New Hampshire’s unaffordable housing is legend and is caused by insufficient supply to meet demand, driving up home prices and rents. The key reason we can’t meet demand is municipal regulation. HB1291 limits this regulation in cases where it is clearly senseless. It is a dainty amendment of RSA 674:71. I would instead have taken a chainsaw to a power originally granted to protect against contaminating adjacent water but now corrupted to let town busybodies dictate “aesthetic standards.”

And lack of “affordable workforce housing” has been deemed a “crisis,” and towns are now required to ensure that they provide a suitable amount, now written into law (RSA 674:58). That’s a big-government solution to the problem. HB1291 is a small-government solution.

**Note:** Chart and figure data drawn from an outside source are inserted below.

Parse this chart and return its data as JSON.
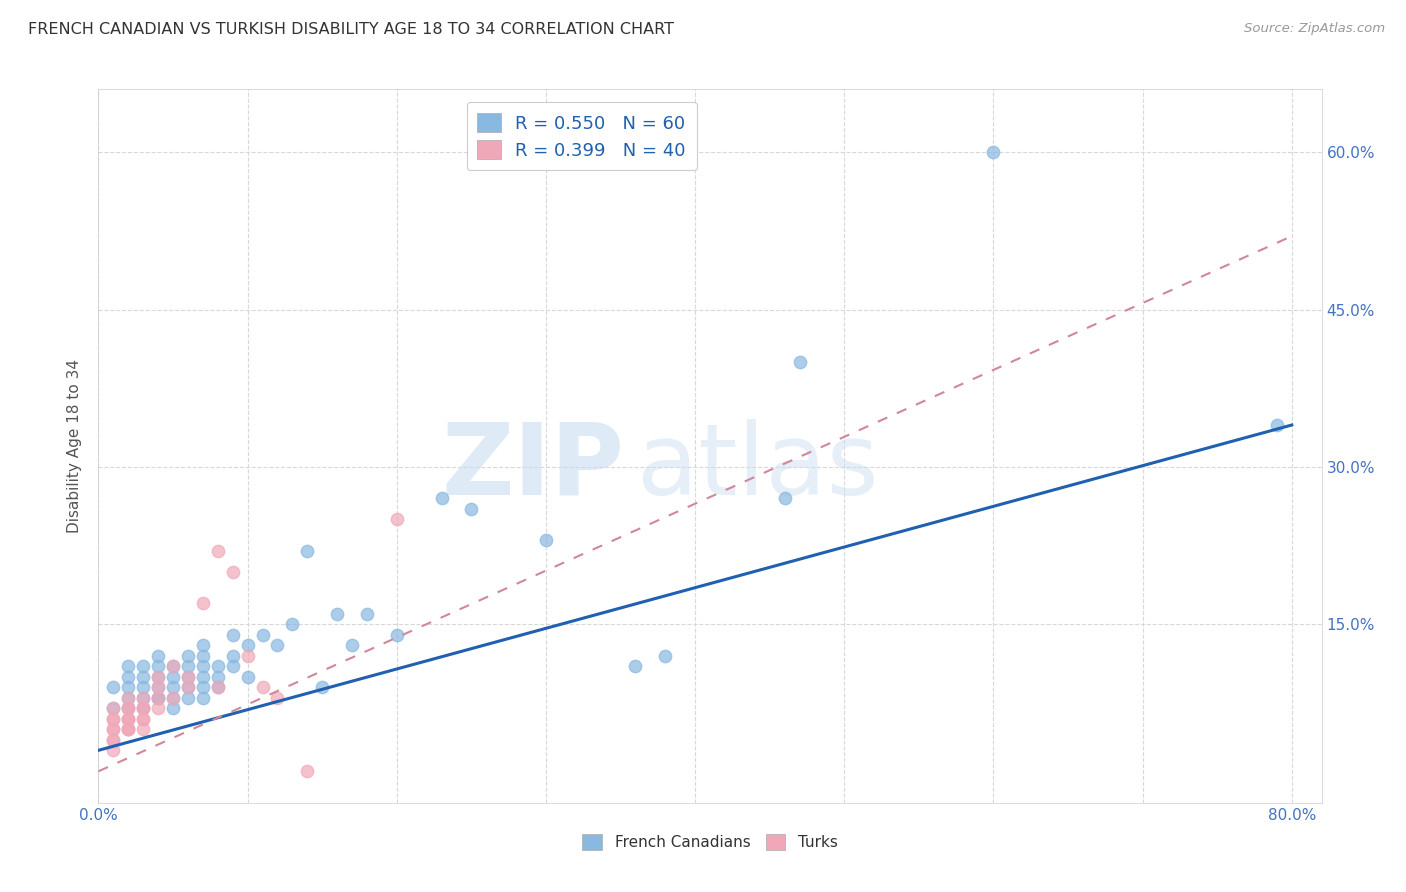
{
  "title": "FRENCH CANADIAN VS TURKISH DISABILITY AGE 18 TO 34 CORRELATION CHART",
  "source": "Source: ZipAtlas.com",
  "ylabel": "Disability Age 18 to 34",
  "xlim": [
    0.0,
    0.82
  ],
  "ylim": [
    -0.02,
    0.66
  ],
  "xticks": [
    0.0,
    0.1,
    0.2,
    0.3,
    0.4,
    0.5,
    0.6,
    0.7,
    0.8
  ],
  "ytick_positions": [
    0.15,
    0.3,
    0.45,
    0.6
  ],
  "ytick_labels": [
    "15.0%",
    "30.0%",
    "45.0%",
    "60.0%"
  ],
  "legend_r1": "R = 0.550",
  "legend_n1": "N = 60",
  "legend_r2": "R = 0.399",
  "legend_n2": "N = 40",
  "blue_color": "#89b8e0",
  "pink_color": "#f0a8b8",
  "trendline_blue": "#2060b0",
  "trendline_pink_dashed": "#d08898",
  "fc_scatter_x": [
    0.01,
    0.01,
    0.02,
    0.02,
    0.02,
    0.02,
    0.02,
    0.03,
    0.03,
    0.03,
    0.03,
    0.03,
    0.04,
    0.04,
    0.04,
    0.04,
    0.04,
    0.04,
    0.05,
    0.05,
    0.05,
    0.05,
    0.05,
    0.06,
    0.06,
    0.06,
    0.06,
    0.06,
    0.07,
    0.07,
    0.07,
    0.07,
    0.07,
    0.07,
    0.08,
    0.08,
    0.08,
    0.09,
    0.09,
    0.09,
    0.1,
    0.1,
    0.11,
    0.12,
    0.13,
    0.14,
    0.15,
    0.16,
    0.17,
    0.18,
    0.2,
    0.23,
    0.25,
    0.3,
    0.36,
    0.38,
    0.46,
    0.47,
    0.6,
    0.79
  ],
  "fc_scatter_y": [
    0.07,
    0.09,
    0.08,
    0.09,
    0.1,
    0.11,
    0.07,
    0.09,
    0.1,
    0.08,
    0.11,
    0.07,
    0.08,
    0.1,
    0.09,
    0.11,
    0.12,
    0.08,
    0.09,
    0.1,
    0.11,
    0.07,
    0.08,
    0.1,
    0.09,
    0.11,
    0.12,
    0.08,
    0.1,
    0.11,
    0.09,
    0.13,
    0.12,
    0.08,
    0.11,
    0.1,
    0.09,
    0.12,
    0.14,
    0.11,
    0.13,
    0.1,
    0.14,
    0.13,
    0.15,
    0.22,
    0.09,
    0.16,
    0.13,
    0.16,
    0.14,
    0.27,
    0.26,
    0.23,
    0.11,
    0.12,
    0.27,
    0.4,
    0.6,
    0.34
  ],
  "turk_scatter_x": [
    0.01,
    0.01,
    0.01,
    0.01,
    0.01,
    0.01,
    0.01,
    0.01,
    0.02,
    0.02,
    0.02,
    0.02,
    0.02,
    0.02,
    0.02,
    0.02,
    0.02,
    0.03,
    0.03,
    0.03,
    0.03,
    0.03,
    0.03,
    0.04,
    0.04,
    0.04,
    0.04,
    0.05,
    0.05,
    0.06,
    0.06,
    0.07,
    0.08,
    0.08,
    0.09,
    0.1,
    0.11,
    0.12,
    0.14,
    0.2
  ],
  "turk_scatter_y": [
    0.04,
    0.05,
    0.06,
    0.07,
    0.05,
    0.04,
    0.06,
    0.03,
    0.05,
    0.06,
    0.07,
    0.05,
    0.06,
    0.07,
    0.08,
    0.06,
    0.05,
    0.06,
    0.07,
    0.08,
    0.06,
    0.07,
    0.05,
    0.07,
    0.08,
    0.09,
    0.1,
    0.08,
    0.11,
    0.09,
    0.1,
    0.17,
    0.09,
    0.22,
    0.2,
    0.12,
    0.09,
    0.08,
    0.01,
    0.25
  ],
  "fc_trend_x": [
    0.0,
    0.8
  ],
  "fc_trend_y": [
    0.03,
    0.34
  ],
  "turk_trend_x": [
    0.0,
    0.8
  ],
  "turk_trend_y": [
    0.01,
    0.52
  ],
  "watermark_zip": "ZIP",
  "watermark_atlas": "atlas",
  "bg_color": "#ffffff",
  "grid_color": "#d8d8d8"
}
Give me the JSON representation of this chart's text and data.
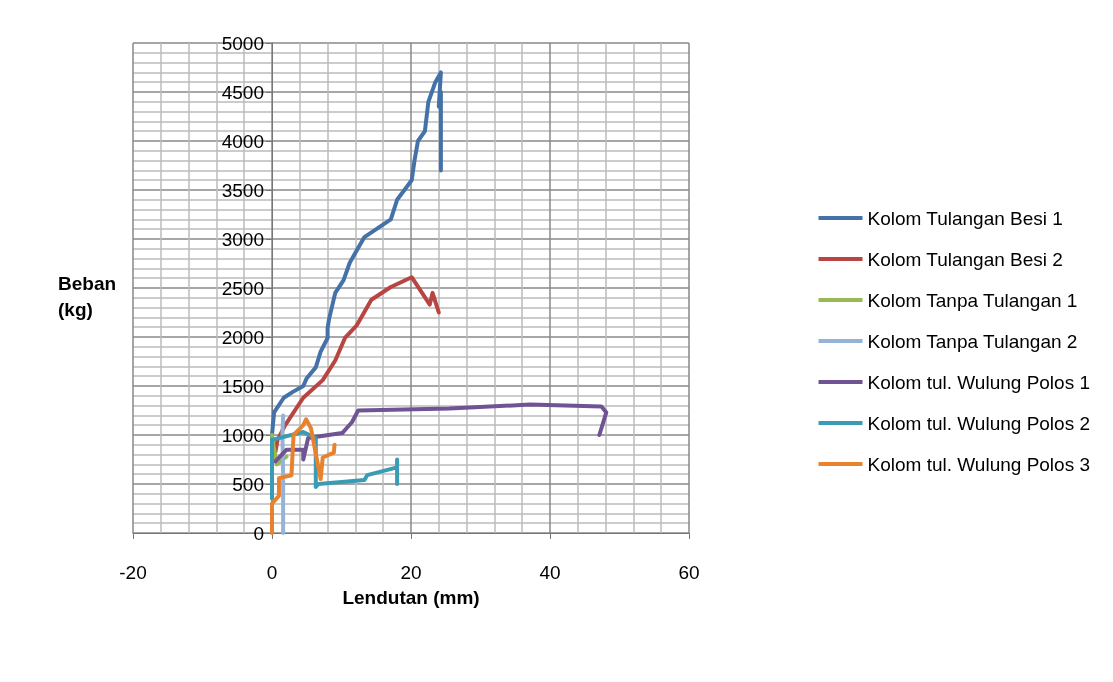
{
  "chart_data": {
    "type": "line",
    "xlabel": "Lendutan (mm)",
    "ylabel": "Beban (kg)",
    "xlim": [
      -20,
      60
    ],
    "xticks": [
      -20,
      0,
      20,
      40,
      60
    ],
    "ylim": [
      0,
      5000
    ],
    "yticks": [
      0,
      500,
      1000,
      1500,
      2000,
      2500,
      3000,
      3500,
      4000,
      4500,
      5000
    ],
    "grid": true,
    "legend": "right",
    "marker": "none",
    "line_style": "solid",
    "series": [
      {
        "name": "Kolom Tulangan Besi 1",
        "color": "#4472a8",
        "x": [
          0,
          0,
          0.3,
          1.7,
          3,
          4.5,
          5,
          6.3,
          7,
          8,
          8,
          8.2,
          9.1,
          10.3,
          11.2,
          13.3,
          17.1,
          18,
          20.1,
          20.5,
          21,
          22,
          22.5,
          23.5,
          24.3,
          24,
          24.3,
          24.3
        ],
        "values": [
          950,
          1000,
          1230,
          1380,
          1440,
          1500,
          1580,
          1690,
          1850,
          1990,
          2090,
          2180,
          2450,
          2580,
          2760,
          3020,
          3200,
          3400,
          3600,
          3800,
          4000,
          4100,
          4400,
          4600,
          4700,
          4350,
          4500,
          3700
        ]
      },
      {
        "name": "Kolom Tulangan Besi 2",
        "color": "#b84542",
        "x": [
          0.5,
          0.8,
          1.9,
          4.5,
          7.3,
          9.1,
          10.5,
          12.2,
          14.3,
          17.1,
          20.1,
          22.7,
          23.1,
          24
        ],
        "values": [
          830,
          950,
          1100,
          1380,
          1560,
          1760,
          1990,
          2120,
          2380,
          2510,
          2610,
          2330,
          2450,
          2250
        ]
      },
      {
        "name": "Kolom Tanpa Tulangan 1",
        "color": "#98b954",
        "x": [
          0,
          0.2,
          0.7,
          1.5,
          2.1
        ],
        "values": [
          1000,
          900,
          700,
          750,
          780
        ]
      },
      {
        "name": "Kolom Tanpa Tulangan 2",
        "color": "#95b3d7",
        "x": [
          1.6,
          1.6,
          1.5,
          1.6
        ],
        "values": [
          0,
          600,
          1000,
          1200
        ]
      },
      {
        "name": "Kolom tul. Wulung Polos 1",
        "color": "#6f5393",
        "x": [
          0.5,
          2.1,
          4.5,
          4.5,
          5.2,
          10.1,
          11.5,
          12.4,
          25.5,
          37.1,
          47.4,
          48.1,
          47.1
        ],
        "values": [
          730,
          850,
          850,
          750,
          970,
          1020,
          1130,
          1250,
          1270,
          1310,
          1290,
          1230,
          1000
        ]
      },
      {
        "name": "Kolom tul. Wulung Polos 2",
        "color": "#3a9bb4",
        "x": [
          0,
          0,
          4.5,
          6.3,
          6.3,
          6.7,
          13.3,
          13.7,
          18,
          18,
          18
        ],
        "values": [
          350,
          950,
          1030,
          970,
          470,
          500,
          540,
          590,
          670,
          750,
          500
        ]
      },
      {
        "name": "Kolom tul. Wulung Polos 3",
        "color": "#e9822f",
        "x": [
          0,
          0,
          1,
          1,
          2.8,
          3.1,
          4.5,
          4.9,
          5.6,
          7,
          7.3,
          8.9,
          9
        ],
        "values": [
          0,
          300,
          380,
          560,
          590,
          1000,
          1100,
          1160,
          1070,
          550,
          770,
          820,
          900
        ]
      }
    ]
  }
}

Preserving the “rural character” of a town is a value. It’s not everyone’s value. My town has a board that uses tax money to achieve “conservation” – and another board tasked to lure new business. A politician’s “vision” for a town or the state should always face a key question: Do we have to make this decision as a collective? Do we have to have a single “vision” and use the threat of armed force to restrain nonconformists?

And how does restraining town zoning boards become a key issue for a “taxpayer coalition” at all? Ah yes, the newcomers, certainly illegals from Brazil with twelve kids apiece, will burden our government schools. But this is a consequence of New Hampshire providing free instruction as an entitlement. Declaring something a right, with its price set to zero, results in overuse and calls to and by conservatives to regulate unrelated things that might drive up the cost of providing that “right” – just as “free health care” gave Washington a rationale to punish unhealthy lifestyles.

Who should decide? In this case, the landowner should decide. That is the essence and the huge benefit of having private property.